All intervention should be conducted in a supportive atmosphere with confidentiality assured. The physician should ask the patient if it is safe to take home written materials that pertain to domestic violence. If not, important telephone numbers can be offered on plain stationery or a prescription sheet. As part of a safety plan, the physician should arrange for a safe way to follow-up with the patient by telephone. For example, if a call from the medical office might arouse the suspicions of the batterer, the physician and patient could agree in advance to say that the call was from a local business. Physicians may wish to ask the patient ahead of time for the name of a friend who can be contacted as a way of reaching the patient, if necessary. The patient should be asked if the physician can call the police if he or she is unable to contact the patient and believes the patient might be in immediate danger.
Occasional conflict is a universal feature of intimate relationships. However, coercion, violence and unwanted sexual activity are not a normal part of marriage or other relationships and must not be tolerated. Many alternatives exist for handling conflict that do not involve violence, intimidation or domination of one person by the other. Prevention of abuse and neglect depends on the early recognition of risk and on timely, appropriate response.

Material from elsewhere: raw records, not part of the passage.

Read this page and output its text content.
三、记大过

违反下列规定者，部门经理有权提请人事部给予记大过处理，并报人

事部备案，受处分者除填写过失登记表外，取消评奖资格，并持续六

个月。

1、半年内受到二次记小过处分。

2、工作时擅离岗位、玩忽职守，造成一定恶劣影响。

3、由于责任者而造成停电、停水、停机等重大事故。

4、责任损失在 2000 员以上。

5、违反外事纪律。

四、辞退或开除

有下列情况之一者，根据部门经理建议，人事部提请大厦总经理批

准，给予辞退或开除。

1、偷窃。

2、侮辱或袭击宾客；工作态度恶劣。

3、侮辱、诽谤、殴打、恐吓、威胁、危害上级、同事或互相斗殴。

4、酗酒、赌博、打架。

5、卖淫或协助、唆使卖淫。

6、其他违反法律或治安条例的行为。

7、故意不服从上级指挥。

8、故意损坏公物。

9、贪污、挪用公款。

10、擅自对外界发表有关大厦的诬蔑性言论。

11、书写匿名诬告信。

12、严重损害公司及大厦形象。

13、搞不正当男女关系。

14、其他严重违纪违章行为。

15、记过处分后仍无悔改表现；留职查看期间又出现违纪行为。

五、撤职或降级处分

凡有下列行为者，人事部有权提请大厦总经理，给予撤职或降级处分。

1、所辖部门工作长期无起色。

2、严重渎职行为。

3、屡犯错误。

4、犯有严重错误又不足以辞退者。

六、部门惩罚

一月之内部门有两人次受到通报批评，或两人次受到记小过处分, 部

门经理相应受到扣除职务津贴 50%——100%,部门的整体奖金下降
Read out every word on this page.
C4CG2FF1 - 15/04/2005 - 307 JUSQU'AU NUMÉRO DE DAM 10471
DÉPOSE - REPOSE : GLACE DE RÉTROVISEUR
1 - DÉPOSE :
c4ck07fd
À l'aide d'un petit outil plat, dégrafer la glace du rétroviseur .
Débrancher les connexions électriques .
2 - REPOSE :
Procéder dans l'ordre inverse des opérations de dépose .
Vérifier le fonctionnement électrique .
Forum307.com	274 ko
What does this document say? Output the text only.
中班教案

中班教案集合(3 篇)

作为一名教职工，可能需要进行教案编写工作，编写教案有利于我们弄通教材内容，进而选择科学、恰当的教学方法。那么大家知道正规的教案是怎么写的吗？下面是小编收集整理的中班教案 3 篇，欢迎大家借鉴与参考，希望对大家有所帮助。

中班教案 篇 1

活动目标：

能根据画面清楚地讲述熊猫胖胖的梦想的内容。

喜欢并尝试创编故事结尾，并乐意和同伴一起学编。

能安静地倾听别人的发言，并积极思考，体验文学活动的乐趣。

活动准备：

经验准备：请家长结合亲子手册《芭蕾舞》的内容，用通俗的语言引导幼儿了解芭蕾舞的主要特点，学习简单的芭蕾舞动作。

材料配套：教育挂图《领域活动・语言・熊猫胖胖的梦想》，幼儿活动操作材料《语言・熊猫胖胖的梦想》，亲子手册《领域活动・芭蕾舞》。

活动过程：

Physicians frequently report that dealing with domestic violence is a frustrating experience. Persons who have been abused are often not “ideal” patients—they miss appointments, request tranquilizers, offer vague somatic complaints, do not follow through with treatment and often do not leave their batterers.
In contrast, perpetrators are often articulate, interesting community figures who present themselves more favorably.17 In order to deal most effectively with the problem of partner abuse and to maintain a balanced perspective, family physicians must remain aware that appearances can be deceiving. Incorporating routine screening for violence risk into clinical practice may minimize the risk that a physician will fall prey to unconscious stereotypes about abused persons.
Domestic violence is a criminal offense. Patient education about these straightforward facts, during office visits or through written materials and timely referral, can be lifesaving. Resources are listed in Table 7.
|Hotlines and Organizations
|Nationwide Crisis Hotline: 800-999-9999
|National Referral for Child Abuse, Domestic Violence and Elder Abuse: 800-222-2000
|For domestic violence: contact your local state coalition on domestic violence for information on shelters and programs. Call your local domestic violence shelter and ask about programs for batterers in your community. (Shelters are usually listed in the Yellow Pages of your local telephone book, or you may call local law enforcement agencies to obtain the number.) Domestic violence programs usually have written materials and handbooks that provide additional information.
|Voluntary Organizations (consult your local telephone directory for numbers)
|Alternatives to Domestic Aggression
|Child and Family Services
|Family Violence Project: 415-552-7550
|Survivors of Incest Anonymous (inquire at domestic violence agencies for contact number)
|WOMAN, Inc. (Women Organized to Make Abuse Nonexistent): 415-864-4722
Family physicians can prevent suffering, serious injury and death by remaining alert to the possibility of interpersonal violence and victimization when evaluating health risks during routine practice. Early intervention, including timely legal involvement and emergency service provision, in a context of community support, may prevent further violence and later sequelae. In addition, efforts by family physicians and other concerned persons to increase societal awareness of the problem of violence, to highlight the unacceptability of interpersonal violence as a means of resolving conflict and to provide alternative strategies for dealing with frustration in family relationships may eventually decrease the incidence of domestic abuse and its medical complications.